When 23-year-old Mollie Summerland entered the arena at the Longines Luhmühlen CCI5*-L, the atmosphere was sizzling despite the lack of spectators. The British rider kept her cool over the show jumping course, but after crossing the finish line, she hugged Charly van ter Heiden and was still visibly moved during the award ceremony.
“I don’t ever want this day to end,” she said. “It’s been the most amazing experience. The first people I want to thank are the organizers. With all the things going on in the world right now, it’s amazing what you have achieved. It’s hard to sum up how I feel right now, but this horse has changed my life.”
The young Brit bought “Charly,” now 12, as a 5-year-old, trained him herself and could hardly believe the joint success.
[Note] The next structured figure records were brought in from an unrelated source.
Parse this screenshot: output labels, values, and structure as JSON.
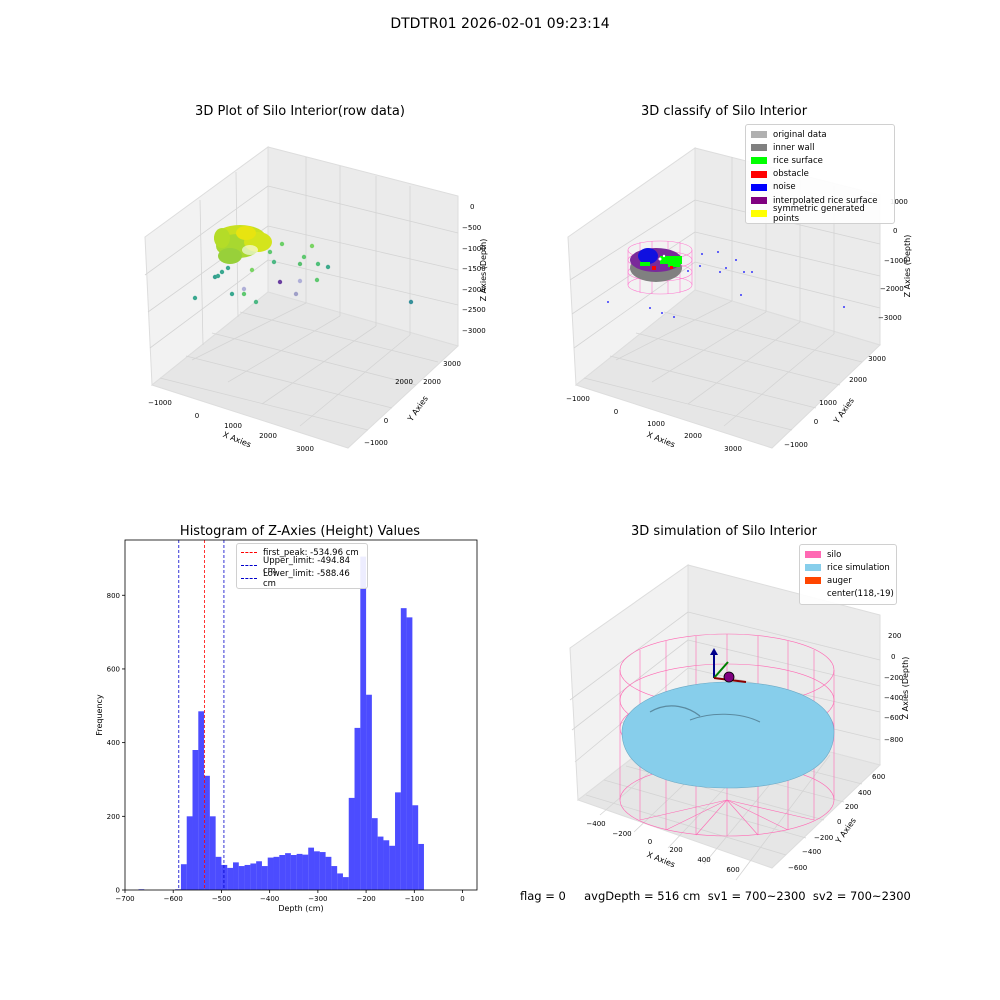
{
  "figure": {
    "title": "DTDTR01 2026-02-01 09:23:14",
    "status_text": "flag = 0     avgDepth = 516 cm  sv1 = 700~2300  sv2 = 700~2300"
  },
  "panels": {
    "raw": {
      "title": "3D Plot of Silo Interior(row data)",
      "xlabel": "X Axies",
      "ylabel": "Y Axies",
      "zlabel": "Z Axies (Depth)",
      "xticks": [
        "−1000",
        "0",
        "1000",
        "2000",
        "3000"
      ],
      "yticks": [
        "−1000",
        "0",
        "1000",
        "2000",
        "3000"
      ],
      "zticks": [
        "0",
        "−500",
        "−1000",
        "−1500",
        "−2000",
        "−2500",
        "−3000"
      ]
    },
    "classify": {
      "title": "3D classify of Silo Interior",
      "xlabel": "X Axies",
      "ylabel": "Y Axies",
      "zlabel": "Z Axies (Depth)",
      "xticks": [
        "−1000",
        "0",
        "1000",
        "2000",
        "3000"
      ],
      "yticks": [
        "−1000",
        "0",
        "1000",
        "2000",
        "3000"
      ],
      "zticks": [
        "1000",
        "0",
        "−1000",
        "−2000",
        "−3000"
      ],
      "legend": [
        {
          "label": "original data",
          "color": "#b0b0b0"
        },
        {
          "label": "inner wall",
          "color": "#808080"
        },
        {
          "label": "rice surface",
          "color": "#00ff00"
        },
        {
          "label": "obstacle",
          "color": "#ff0000"
        },
        {
          "label": "noise",
          "color": "#0000ff"
        },
        {
          "label": "interpolated rice surface",
          "color": "#800080"
        },
        {
          "label": "symmetric generated points",
          "color": "#ffff00"
        }
      ]
    },
    "simulation": {
      "title": "3D simulation of Silo Interior",
      "xlabel": "X Axies",
      "ylabel": "Y Axies",
      "zlabel": "Z Axies (Depth)",
      "xticks": [
        "−400",
        "−200",
        "0",
        "200",
        "400",
        "600"
      ],
      "yticks": [
        "600",
        "400",
        "200",
        "0",
        "−200",
        "−400",
        "−600"
      ],
      "zticks": [
        "200",
        "0",
        "−200",
        "−400",
        "−600",
        "−800"
      ],
      "legend": [
        {
          "label": "silo",
          "color": "#ff69b4"
        },
        {
          "label": "rice simulation",
          "color": "#87ceeb"
        },
        {
          "label": "auger",
          "color": "#ff4500"
        },
        {
          "label": "center(118,-19)",
          "color": ""
        }
      ]
    }
  },
  "chart_data": {
    "type": "bar",
    "title": "Histogram of Z-Axies (Height) Values",
    "xlabel": "Depth (cm)",
    "ylabel": "Frequency",
    "xlim": [
      -700,
      30
    ],
    "ylim": [
      0,
      950
    ],
    "xticks": [
      -700,
      -600,
      -500,
      -400,
      -300,
      -200,
      -100,
      0
    ],
    "yticks": [
      0,
      200,
      400,
      600,
      800
    ],
    "bin_start": -596,
    "bin_width": 12,
    "outliers": [
      {
        "x": -666,
        "value": 2
      }
    ],
    "values": [
      2,
      70,
      200,
      380,
      485,
      310,
      200,
      90,
      68,
      60,
      75,
      65,
      68,
      72,
      78,
      65,
      88,
      90,
      95,
      100,
      95,
      98,
      96,
      115,
      105,
      103,
      90,
      65,
      45,
      35,
      250,
      440,
      905,
      530,
      195,
      145,
      135,
      120,
      265,
      765,
      740,
      230,
      125
    ],
    "color": "#0000ff",
    "lines": [
      {
        "name": "first_peak: -534.96 cm",
        "x": -534.96,
        "color": "#ff0000"
      },
      {
        "name": "Upper_limit: -494.84 cm",
        "x": -494.84,
        "color": "#0000cc"
      },
      {
        "name": "Lower_limit: -588.46 cm",
        "x": -588.46,
        "color": "#0000cc"
      }
    ]
  }
}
She came to the event without a coach and navigated huge logistical hurdles to get there because of a German ban on travelers from the U.K. due to the ongoing COVID-19 pandemic.
“I would rather have ridden dressage or cross-country again today,” she said. “I don’t feel so experienced in show jumping and was a little nervous today, but my horse is simply amazing. I’ve never won three-day-event, that’s something I used to dream about.”
Local rider Christoph Wahler made the weekend look easy with Carjatan S and finished the five-star second place: “I tried to ride as if it was a training course,” he said. “I know that my horse can jump very well, and it is indescribable how he jumped today. You can’t ask for a better finish to a five-star premiere.”
The U.S. contingent had whittled down to two riders from the original four—Ariel Grald and Leamore Master Plan and Jennie Brannigan and Stella Artois were the two pairs to make the trip.
Brannigan parted ways from Stella Artois early on over Mike Etherington-Smith’s cross-country course at fence 8, but Grald worked her way up from eleventh to third place.
Grald’s most recent five-star finish was at the Land Rover Burghley Horse Trials in 2019 where she and “Simon” finished 10th. Brannigan was hoping for a five-star completion with Stella Artois after a fall at the Land Rover Kentucky Three-Day Event in April.
“I am very happy to be here,” Grald said. “This event is simply fantastic. Luhmühlen’s cross-country course is different to anything I have ridden before, so I came here to gain experience. My horse gave me a beautiful ride, and we both gained confidence on the course.”
Etherington-Smith’s cross-country proved to be very influential. Fifteen of 24 starters completed. (The original entry list of more than 70 was decimated by a mass withdrawal of British riders due to the German travel restrictions.) Four riders finished clear within the time allowed. Summerland was one of them, hanging onto her dressage lead.
She was emotional after her cross-country round.
“Charly’s such an exceptional horse,” she said. “I’m still so inexperienced, and he goes above and beyond for me. I don’t know what I’ve ever done to deserve a horse like this. I’m so happy.”
The hotly contested CCI4*-S also served as the German National Championship, and Michael Jung took home the Meßmer Trophy with fischerChipmunk FRH on his dressage score of 21.4 points.
Second place was secured by Sandra Auffarth of Germany and Viamant du Matz (27.1). Australian Andrew Hoy and Vassily de Lassos moved up to third place (27.6).
Julia Krajewski of Germany won bronze in the German Championships with Amande de B’Néville (27.9).
“I am overjoyed,” Jung said. “fischerChipmunk jumped so well today. When you compete here, of course you want stay clear. Nevertheless, it’s important to relax so that the horse can stay relaxed, too. The title means a lot to me. For my horse and me, it was probably even a bit lucky that the Olympics were postponed. It gave us an extra year to grow together as a team.”
Jung, Auffarth and Krajewski have since been named as the German team for the Tokyo Olympics.